I remember talking to one younger person engaged in ministry. I asked him who he talked to for support when his day to day was difficult. He said no one. Apparently he had tried to reach out but found others so unwilling to be available that he gave up. Not only did he give up but seemed to double down on his present strategy, which was to rely on God more and not trust others.
Community is hard to come by and impossible to control. You have very little control in people’s interest in relating to you. Luckily many people have loving spouses or nearby family that fill the role of “no matter what” support. But there are also plenty of people who live without much if any family like support at all.
Community is something we all desire, but mostly on our terms. We view it as a negative if a friend inconveniences us or seems to impose or expect more than we are willing to give. This is neither particularly praiseworthy or terrible, it just happens to be reality for many.
So where does Jesus fit into all of this? How does the emphasis on love, compassion, and family fit into the kingdom of God? Where do the teachings of Jesus fit in the community life of the church?
Jesus seems to challenge all our notions and lifts up stories like the Good Samaritan. The honest and compassionate man who spared no expense to see another fully and completely restored.
I wonder do we have that vision towards each other? Do we want complete restoration and wholeness even at great expense to ourselves?
Our present day notions of community are fairly impoverished, mostly from disuse than from anything particularly terrible. We mostly don’t practice long lasting and meaningful fellowship with others so we are unaware of the diversity of approaches and richness of meaning it can bring to faith.
We often say we want community, but do we really? Do we want the hard work that goes along with cultivating virtues that are relationally practiced even at great cost? Do we want to be challenged to love our fellow even when it is the middle of the night? Do we want the messiness that comes with confrontation, repentance, and reconciliation; elements found in any real and meaningful relationship. Do we want the joy and sorrow that comes with watching another person grow, succeed, and struggle over a lifetime?

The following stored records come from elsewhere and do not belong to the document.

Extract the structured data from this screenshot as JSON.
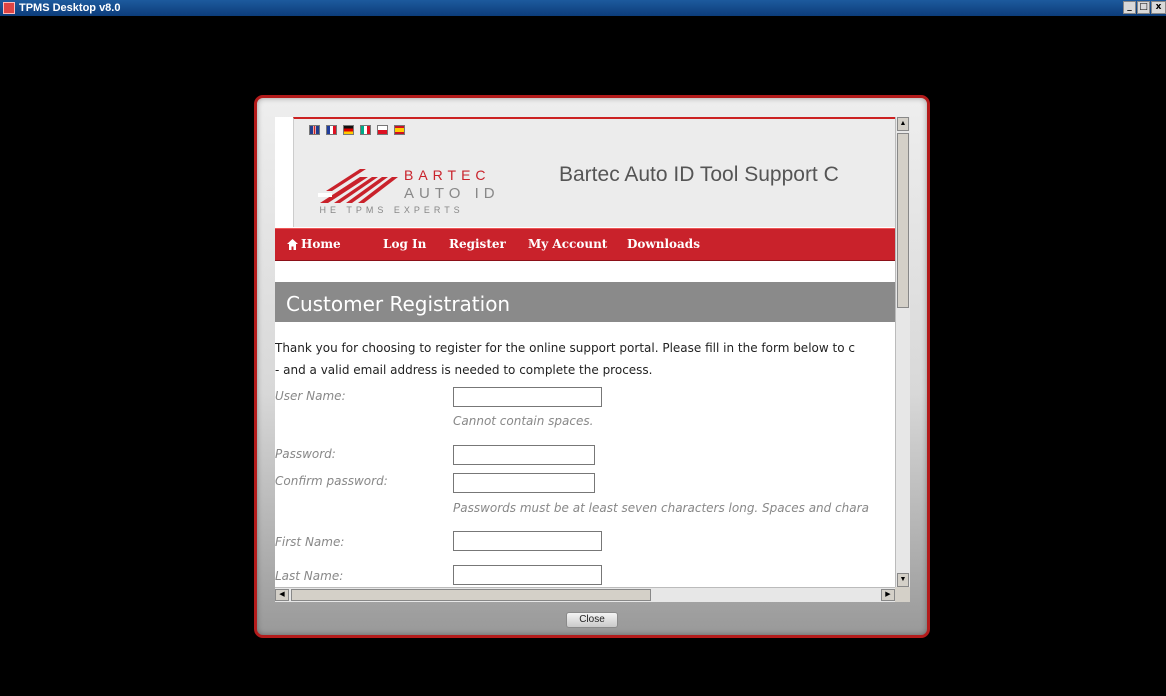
{
  "window": {
    "title": "TPMS Desktop v8.0",
    "minimize": "_",
    "maximize": "□",
    "close": "x"
  },
  "header": {
    "flags": [
      "uk-flag",
      "france-flag",
      "germany-flag",
      "italy-flag",
      "poland-flag",
      "spain-flag"
    ],
    "logo": {
      "line1": "BARTEC",
      "line2": "AUTO ID",
      "tagline": "THE TPMS EXPERTS"
    },
    "site_title": "Bartec Auto ID Tool Support C"
  },
  "nav": {
    "items": [
      "Home",
      "Log In",
      "Register",
      "My Account",
      "Downloads"
    ]
  },
  "page": {
    "title": "Customer Registration",
    "intro_line1": "Thank you for choosing to register for the online support portal. Please fill in the form below to c",
    "intro_line2": "- and a valid email address is needed to complete the process."
  },
  "form": {
    "username_label": "User Name:",
    "username_value": "",
    "username_hint": "Cannot contain spaces.",
    "password_label": "Password:",
    "password_value": "",
    "confirm_label": "Confirm password:",
    "confirm_value": "",
    "password_hint": "Passwords must be at least seven characters long. Spaces and chara",
    "firstname_label": "First Name:",
    "firstname_value": "",
    "lastname_label": "Last Name:",
    "lastname_value": ""
  },
  "dialog": {
    "close_label": "Close"
  },
  "colors": {
    "brand_red": "#c9222b",
    "band_gray": "#8a8a8a",
    "background": "#000000"
  }
}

Or do we want the way of ease and bliss? Do we want to continue down the road of desire without fulfillment. The road of stepping around toes? The road of “I’m doing well.” The road of good news “I got promoted. I had a nice vacation. I had an awesome date.” The road of following cultural or even social media cues without real significance.
Community is hard work. It’s a cultivation of virtue and compassion over time. It’s a road filled with disappointment and filled with joy.
There’s not a lot of great books that really work through contemporary community (with its unique challenges), but here’s some things to think about. Start with folks who live in your rough neighborhood. Have regular contact with folks. Don’t give up on others, but try to understand their stories and why you see the hesitation or disinterest. Be realistic without internalizing the blame for broken relationships.
May the Lord bless you with an abundance of community.